Minipublics are particularly well suited to serve this function. Precisely to the extent that their randomly selected participants are a mirror of the whole citizenry, the reasons and considerations that lead them to form their considered judgments are likely to be those that resonate with the rest of the citizenry (Fishkin, 2018, p. 72). Moreover, by highlighting the considerations that are most relevant for reaching a considered judgment on the political issue in question, minipublics would not only serve the function of reducing the costs of acquiring that type of information to the public. They would also serve the crucial function of sorting out the “wheat from the chaff,” that is, the information that reflects the considered views of some citizens as opposed to the many distorting claims that are strategically deployed to subvert rather than inform and which are therefore unsustainable in the face of deliberative scrutiny (Niemeyer, 2014, p. 14). By testing the available arguments and providing their considered judgments to their fellow citizens, minipublics could play a constructive role in structuring public discourses. Minipublics could act as a regulator of information in the public sphere by doing the hard work of sorting through arguments and providing reasons for the resulting positions to the remainder of the public. Moreover, due to their inclusiveness, minipublics are not only able to identify acceptable public arguments, but they can also help publicize the concerns of marginalized groups that hardly ever find a voice among the most influential political actors.

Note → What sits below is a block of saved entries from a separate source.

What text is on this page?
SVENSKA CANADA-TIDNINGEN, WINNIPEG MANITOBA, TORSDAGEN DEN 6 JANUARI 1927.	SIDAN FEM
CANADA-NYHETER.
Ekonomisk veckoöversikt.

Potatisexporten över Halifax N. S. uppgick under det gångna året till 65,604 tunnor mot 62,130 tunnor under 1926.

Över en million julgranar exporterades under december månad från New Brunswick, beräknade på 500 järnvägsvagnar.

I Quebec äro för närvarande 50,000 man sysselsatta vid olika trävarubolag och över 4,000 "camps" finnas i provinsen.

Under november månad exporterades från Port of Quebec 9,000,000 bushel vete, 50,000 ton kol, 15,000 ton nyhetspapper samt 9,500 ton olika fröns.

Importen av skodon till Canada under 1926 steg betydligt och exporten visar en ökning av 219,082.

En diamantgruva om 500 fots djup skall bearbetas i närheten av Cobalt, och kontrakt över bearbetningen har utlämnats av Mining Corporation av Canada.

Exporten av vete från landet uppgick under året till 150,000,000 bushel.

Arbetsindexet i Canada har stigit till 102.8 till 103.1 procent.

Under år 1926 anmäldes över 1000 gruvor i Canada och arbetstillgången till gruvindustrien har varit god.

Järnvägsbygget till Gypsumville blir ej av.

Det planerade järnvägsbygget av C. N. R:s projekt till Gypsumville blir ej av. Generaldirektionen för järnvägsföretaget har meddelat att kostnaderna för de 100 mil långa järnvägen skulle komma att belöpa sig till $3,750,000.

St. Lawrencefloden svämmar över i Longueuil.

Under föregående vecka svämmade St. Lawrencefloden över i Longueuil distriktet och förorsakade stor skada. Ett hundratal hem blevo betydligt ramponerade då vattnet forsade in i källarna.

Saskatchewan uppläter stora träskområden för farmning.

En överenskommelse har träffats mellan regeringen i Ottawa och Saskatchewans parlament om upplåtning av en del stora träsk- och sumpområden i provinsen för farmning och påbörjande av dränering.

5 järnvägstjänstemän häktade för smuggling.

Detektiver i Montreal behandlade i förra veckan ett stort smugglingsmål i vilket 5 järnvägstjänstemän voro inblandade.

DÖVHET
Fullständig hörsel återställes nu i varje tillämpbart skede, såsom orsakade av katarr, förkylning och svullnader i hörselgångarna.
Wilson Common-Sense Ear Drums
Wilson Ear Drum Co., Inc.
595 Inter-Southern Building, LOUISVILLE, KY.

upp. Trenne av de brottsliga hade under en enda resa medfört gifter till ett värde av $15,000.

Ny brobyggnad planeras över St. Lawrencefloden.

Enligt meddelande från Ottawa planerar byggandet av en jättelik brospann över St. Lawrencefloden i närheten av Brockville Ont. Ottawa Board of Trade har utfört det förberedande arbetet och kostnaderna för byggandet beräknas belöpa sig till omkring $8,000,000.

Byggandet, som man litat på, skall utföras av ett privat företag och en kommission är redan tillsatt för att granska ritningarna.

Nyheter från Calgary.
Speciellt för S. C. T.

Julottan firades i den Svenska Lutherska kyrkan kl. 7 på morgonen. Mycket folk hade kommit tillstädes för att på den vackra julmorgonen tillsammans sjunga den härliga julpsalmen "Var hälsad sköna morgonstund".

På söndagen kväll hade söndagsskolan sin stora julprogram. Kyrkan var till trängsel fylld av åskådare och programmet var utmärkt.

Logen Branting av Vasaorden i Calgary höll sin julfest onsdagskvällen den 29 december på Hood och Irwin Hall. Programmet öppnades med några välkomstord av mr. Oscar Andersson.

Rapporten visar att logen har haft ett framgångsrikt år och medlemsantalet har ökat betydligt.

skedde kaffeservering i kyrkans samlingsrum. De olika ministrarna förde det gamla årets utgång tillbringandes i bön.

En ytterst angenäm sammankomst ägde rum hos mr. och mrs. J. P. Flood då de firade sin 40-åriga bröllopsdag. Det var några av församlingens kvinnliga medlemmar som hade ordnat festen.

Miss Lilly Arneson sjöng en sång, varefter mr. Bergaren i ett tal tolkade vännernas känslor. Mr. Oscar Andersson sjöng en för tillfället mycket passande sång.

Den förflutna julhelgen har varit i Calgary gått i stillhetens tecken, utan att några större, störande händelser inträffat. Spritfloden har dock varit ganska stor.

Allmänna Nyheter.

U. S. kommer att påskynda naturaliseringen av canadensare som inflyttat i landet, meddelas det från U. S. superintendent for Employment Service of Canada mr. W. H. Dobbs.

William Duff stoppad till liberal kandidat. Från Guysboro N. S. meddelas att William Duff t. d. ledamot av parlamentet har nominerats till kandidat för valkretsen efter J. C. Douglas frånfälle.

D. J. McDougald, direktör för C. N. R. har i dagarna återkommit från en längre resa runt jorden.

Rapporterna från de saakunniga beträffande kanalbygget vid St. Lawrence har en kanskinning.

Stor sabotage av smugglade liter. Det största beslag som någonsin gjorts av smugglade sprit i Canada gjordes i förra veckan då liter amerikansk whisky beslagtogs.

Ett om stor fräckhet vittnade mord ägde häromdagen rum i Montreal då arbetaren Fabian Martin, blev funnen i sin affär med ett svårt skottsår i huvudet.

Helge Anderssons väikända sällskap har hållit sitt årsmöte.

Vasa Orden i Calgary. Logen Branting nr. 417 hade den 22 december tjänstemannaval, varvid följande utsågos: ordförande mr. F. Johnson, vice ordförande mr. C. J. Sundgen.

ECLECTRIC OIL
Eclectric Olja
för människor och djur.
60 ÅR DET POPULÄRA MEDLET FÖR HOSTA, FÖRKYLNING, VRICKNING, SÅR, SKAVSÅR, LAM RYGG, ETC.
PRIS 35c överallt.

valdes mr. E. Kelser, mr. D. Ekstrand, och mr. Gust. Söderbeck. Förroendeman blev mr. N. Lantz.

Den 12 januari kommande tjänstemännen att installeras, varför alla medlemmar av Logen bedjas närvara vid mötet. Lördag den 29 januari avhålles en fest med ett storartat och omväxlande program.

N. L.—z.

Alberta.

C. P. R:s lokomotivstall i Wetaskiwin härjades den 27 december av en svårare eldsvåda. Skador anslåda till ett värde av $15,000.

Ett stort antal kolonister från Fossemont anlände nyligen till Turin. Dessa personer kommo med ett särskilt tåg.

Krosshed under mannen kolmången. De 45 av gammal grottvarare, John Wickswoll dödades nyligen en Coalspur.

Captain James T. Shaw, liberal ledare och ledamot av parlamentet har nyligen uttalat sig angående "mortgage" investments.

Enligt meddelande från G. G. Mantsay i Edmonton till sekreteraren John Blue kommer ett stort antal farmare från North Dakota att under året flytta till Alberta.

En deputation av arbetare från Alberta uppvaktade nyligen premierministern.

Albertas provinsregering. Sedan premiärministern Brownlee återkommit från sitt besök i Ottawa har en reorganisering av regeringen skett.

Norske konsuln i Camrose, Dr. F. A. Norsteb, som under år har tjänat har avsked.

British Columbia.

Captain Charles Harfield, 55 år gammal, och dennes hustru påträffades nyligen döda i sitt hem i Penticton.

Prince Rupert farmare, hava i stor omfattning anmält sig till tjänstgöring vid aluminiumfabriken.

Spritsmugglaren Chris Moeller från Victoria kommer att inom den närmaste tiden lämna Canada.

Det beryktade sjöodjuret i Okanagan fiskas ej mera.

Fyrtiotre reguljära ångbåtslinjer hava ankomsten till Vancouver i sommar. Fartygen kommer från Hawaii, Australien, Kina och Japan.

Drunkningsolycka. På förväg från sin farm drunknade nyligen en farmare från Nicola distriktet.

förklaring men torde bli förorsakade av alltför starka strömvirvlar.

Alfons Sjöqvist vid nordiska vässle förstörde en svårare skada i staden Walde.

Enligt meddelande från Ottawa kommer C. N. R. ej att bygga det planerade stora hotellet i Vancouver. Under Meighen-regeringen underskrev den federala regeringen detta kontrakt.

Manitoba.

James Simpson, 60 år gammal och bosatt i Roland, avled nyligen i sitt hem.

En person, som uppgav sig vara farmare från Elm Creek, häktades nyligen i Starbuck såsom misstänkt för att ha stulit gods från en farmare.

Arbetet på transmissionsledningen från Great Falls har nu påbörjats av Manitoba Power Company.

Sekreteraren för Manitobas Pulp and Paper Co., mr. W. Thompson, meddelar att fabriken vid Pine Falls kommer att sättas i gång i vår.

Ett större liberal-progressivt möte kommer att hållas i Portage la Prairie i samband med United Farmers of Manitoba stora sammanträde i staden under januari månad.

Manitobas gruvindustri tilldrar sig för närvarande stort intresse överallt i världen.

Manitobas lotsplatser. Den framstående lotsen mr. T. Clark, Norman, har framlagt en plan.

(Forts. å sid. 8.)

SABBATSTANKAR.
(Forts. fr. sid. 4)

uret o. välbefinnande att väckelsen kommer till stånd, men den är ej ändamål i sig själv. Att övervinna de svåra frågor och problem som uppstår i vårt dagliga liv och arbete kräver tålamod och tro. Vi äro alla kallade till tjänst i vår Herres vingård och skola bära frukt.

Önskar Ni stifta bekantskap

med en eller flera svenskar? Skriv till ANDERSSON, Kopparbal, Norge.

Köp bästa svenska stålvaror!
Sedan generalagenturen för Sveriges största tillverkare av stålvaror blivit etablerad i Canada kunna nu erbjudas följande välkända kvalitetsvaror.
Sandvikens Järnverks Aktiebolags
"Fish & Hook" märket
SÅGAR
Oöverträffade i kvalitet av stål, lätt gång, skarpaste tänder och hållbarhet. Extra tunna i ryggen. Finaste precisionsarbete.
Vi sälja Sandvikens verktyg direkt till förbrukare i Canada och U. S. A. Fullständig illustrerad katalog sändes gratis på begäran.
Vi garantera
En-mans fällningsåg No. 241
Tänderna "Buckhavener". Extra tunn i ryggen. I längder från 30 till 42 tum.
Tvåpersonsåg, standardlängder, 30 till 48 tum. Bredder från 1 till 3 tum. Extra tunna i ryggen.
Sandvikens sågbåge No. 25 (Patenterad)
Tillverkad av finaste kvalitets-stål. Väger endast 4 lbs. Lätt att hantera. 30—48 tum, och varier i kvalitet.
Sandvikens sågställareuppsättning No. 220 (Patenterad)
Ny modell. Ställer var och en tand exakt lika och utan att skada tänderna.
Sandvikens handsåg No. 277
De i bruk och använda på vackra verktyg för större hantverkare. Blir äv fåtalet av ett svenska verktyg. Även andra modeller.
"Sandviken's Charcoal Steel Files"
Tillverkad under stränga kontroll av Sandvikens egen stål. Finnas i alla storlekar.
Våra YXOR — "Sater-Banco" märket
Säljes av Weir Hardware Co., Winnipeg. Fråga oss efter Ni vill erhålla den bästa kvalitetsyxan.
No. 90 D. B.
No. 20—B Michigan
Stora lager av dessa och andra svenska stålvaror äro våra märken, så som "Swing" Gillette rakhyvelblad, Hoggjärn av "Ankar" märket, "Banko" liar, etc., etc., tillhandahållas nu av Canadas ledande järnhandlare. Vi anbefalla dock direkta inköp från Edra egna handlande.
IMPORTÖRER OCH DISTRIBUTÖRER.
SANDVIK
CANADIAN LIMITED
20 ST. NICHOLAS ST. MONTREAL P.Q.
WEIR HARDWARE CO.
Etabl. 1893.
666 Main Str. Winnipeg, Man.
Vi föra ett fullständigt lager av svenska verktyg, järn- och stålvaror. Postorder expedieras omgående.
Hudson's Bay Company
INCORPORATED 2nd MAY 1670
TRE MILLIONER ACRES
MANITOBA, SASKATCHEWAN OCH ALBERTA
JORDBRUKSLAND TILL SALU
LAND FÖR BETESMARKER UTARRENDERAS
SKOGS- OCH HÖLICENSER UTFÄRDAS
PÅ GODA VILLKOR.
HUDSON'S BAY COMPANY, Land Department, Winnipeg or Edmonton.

Here, it is important to highlight that minipublics’ participants are as diverse as the citizenry itself and are therefore as likely to disagree in their considered opinions on contested political issues as the rest of the citizenry does. However, this does not make minipublics useless. On the contrary, they can provide crucial information to the citizenry if their reasoning and recommendations are made widely available. Knowing the interests, values, and lines of reasoning that resonate with our fellow citizens with respect to contentious political issues is essential precisely in cases when we disagree. For knowing the genuine sources of contention and disagreement on specific political issues—as opposed to the manipulative claims and pseudo-arguments that constantly circulate in the public sphere—would enable citizens to figure out the kind of information, evidence, arguments, or counterarguments that they would need to provide to their fellow citizens in order to move the public debate on these issues forward. This is precisely what citizens can no longer do in an increasingly fragmented and polarized public sphere.